18 Kasım 2010 Perşembe

baba hediyesi

cipralex'ten sonra en hızlı rapçileri geçtim. inanılmaz hızlı ve duraksamadan konuşabiliyor ve derdimi sıkılmadan anlatabiliyorum. he, karşımdaki beni anlıyor mu işte onu bilmiyorum. huyum kurusun fazla konuşkanımdır. bu cipralex'ten önce de böyleydi. ama biraz duraksar, biraz kekelerdim. tüm sıkıntım içimdeymiş.
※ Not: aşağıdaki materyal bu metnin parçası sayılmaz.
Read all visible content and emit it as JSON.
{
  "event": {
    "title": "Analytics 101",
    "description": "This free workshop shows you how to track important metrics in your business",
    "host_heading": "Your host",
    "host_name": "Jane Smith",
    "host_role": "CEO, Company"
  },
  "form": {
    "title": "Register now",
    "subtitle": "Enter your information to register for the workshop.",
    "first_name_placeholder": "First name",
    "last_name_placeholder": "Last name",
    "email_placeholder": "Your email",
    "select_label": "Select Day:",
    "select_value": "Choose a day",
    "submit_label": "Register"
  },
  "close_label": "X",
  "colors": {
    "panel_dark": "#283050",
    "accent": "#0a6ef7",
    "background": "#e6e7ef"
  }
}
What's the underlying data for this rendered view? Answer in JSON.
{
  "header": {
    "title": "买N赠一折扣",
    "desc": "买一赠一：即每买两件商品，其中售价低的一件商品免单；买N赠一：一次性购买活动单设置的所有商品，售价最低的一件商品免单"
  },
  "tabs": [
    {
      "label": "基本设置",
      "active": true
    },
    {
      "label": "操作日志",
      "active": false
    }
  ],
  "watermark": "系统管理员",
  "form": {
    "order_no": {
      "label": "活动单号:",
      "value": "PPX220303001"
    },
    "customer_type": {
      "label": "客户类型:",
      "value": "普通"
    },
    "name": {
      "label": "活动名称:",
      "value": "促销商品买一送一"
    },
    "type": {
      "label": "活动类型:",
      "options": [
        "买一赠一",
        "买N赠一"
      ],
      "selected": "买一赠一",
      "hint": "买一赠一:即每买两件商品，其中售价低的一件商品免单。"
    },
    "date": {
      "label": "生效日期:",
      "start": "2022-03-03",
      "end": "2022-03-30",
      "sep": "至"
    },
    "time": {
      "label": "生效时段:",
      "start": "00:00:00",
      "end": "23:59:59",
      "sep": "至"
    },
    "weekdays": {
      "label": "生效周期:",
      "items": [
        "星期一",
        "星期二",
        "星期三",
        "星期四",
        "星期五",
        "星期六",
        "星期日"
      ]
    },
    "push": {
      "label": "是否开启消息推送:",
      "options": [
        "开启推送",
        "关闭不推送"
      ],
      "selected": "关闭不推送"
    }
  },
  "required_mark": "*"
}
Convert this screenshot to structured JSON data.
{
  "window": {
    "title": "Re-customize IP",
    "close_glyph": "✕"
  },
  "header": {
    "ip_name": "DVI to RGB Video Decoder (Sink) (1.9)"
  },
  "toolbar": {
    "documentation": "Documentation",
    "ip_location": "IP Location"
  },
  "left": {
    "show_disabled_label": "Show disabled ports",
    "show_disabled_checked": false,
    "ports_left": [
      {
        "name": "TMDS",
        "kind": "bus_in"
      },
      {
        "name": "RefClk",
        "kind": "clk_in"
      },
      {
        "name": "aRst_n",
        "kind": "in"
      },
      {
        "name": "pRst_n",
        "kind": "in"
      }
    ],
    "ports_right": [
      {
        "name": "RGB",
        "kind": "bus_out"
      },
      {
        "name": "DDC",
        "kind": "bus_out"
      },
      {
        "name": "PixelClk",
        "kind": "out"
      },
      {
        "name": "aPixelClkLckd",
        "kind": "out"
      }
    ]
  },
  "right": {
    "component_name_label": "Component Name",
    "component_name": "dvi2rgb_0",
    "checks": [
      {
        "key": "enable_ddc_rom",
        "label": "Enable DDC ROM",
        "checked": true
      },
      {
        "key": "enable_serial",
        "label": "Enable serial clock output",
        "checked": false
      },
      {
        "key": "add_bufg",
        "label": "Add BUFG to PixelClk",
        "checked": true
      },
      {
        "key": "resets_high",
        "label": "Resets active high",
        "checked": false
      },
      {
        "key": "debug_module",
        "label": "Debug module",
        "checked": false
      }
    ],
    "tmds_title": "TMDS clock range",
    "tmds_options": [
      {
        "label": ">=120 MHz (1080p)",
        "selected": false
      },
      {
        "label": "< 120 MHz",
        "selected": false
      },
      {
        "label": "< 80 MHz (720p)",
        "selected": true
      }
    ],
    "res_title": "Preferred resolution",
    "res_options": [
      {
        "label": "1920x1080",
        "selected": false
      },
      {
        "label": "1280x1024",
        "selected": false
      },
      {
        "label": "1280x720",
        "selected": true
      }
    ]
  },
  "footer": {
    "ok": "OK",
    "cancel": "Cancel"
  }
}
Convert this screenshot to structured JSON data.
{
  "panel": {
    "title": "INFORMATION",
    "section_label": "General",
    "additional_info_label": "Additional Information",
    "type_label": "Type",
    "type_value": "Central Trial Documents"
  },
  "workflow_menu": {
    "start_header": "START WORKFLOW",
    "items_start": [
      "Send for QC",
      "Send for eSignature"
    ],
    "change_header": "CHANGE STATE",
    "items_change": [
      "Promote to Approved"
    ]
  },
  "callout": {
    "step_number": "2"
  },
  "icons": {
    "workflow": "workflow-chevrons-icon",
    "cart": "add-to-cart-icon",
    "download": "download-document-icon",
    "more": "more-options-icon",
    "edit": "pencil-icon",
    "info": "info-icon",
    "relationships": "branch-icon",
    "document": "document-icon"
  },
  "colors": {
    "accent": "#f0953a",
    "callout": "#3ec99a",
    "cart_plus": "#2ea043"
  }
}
dün gece, yine bu saatlerde Allah sizi inandırsın çenem durmuyordu. tıpkı, derya baykal'ın fişne pahçesu'nda konuştuğu gibi konuşuyordum ki annem banyoya, babam odasına kaçtı. tamam, annem kaçtı gitti, ama babamın yakasından tutmamla "dur bi dakka yeaa, sana terapistimle olan konuşmamı anlatmadım daha otur bi soluklan yiğenim" derken, onu gördüm. babamın odasına fazla girmem işin açıkçası. herkesin özeli, gizlisi, zartı zurtu var. o sağolsun benim odama dalar, izinsiz kitaplarımı yürütür falan filan ama neyse. babam sonuçta, bana Allah'tan sonra can vermiş.
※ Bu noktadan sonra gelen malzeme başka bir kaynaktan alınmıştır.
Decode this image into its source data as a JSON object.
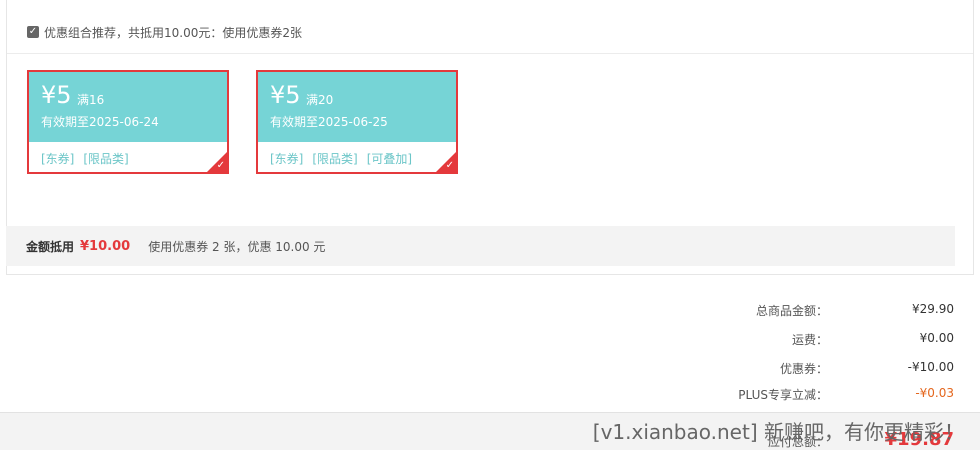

öhüm neyse babamı yakaladığım an onu gördüm. bir heykel. hz. isa, hz. yakup ve hz. meryem ana'nın bulunduğu heykelciği. "baba lütfen benim olsun n'olur! bak konuşmaya devam ederim yoksa!" diye tehdit etmeme rağmen suratıma kapısın kapattı. heykelimi alamadım. heykel de değil gerçi biblo.
meryem - bebek isa - vaftizci yahya

islamiyet'e göre heykel, resim ve benzeri şeyler günah. yasak. bu kuran-ı kerim'de yazıyor mu bilmiyorum ama eğer hadislerde varsa inanasım gelmiyor bazı hadislere. uydurma ve sakat olan çok hadis var. öyle şeyler bulunan eve melekler girmezmiş diye de bir hurafe var. böyle birşeyin olduğuna inanmıyorum. inanasım gelmiyor çünkü. Rabbim bize heykel ya da resim yapma gücü vermişse, öyle bir kabiliyetimiz varsa neden evlerimizi süslemesin ki?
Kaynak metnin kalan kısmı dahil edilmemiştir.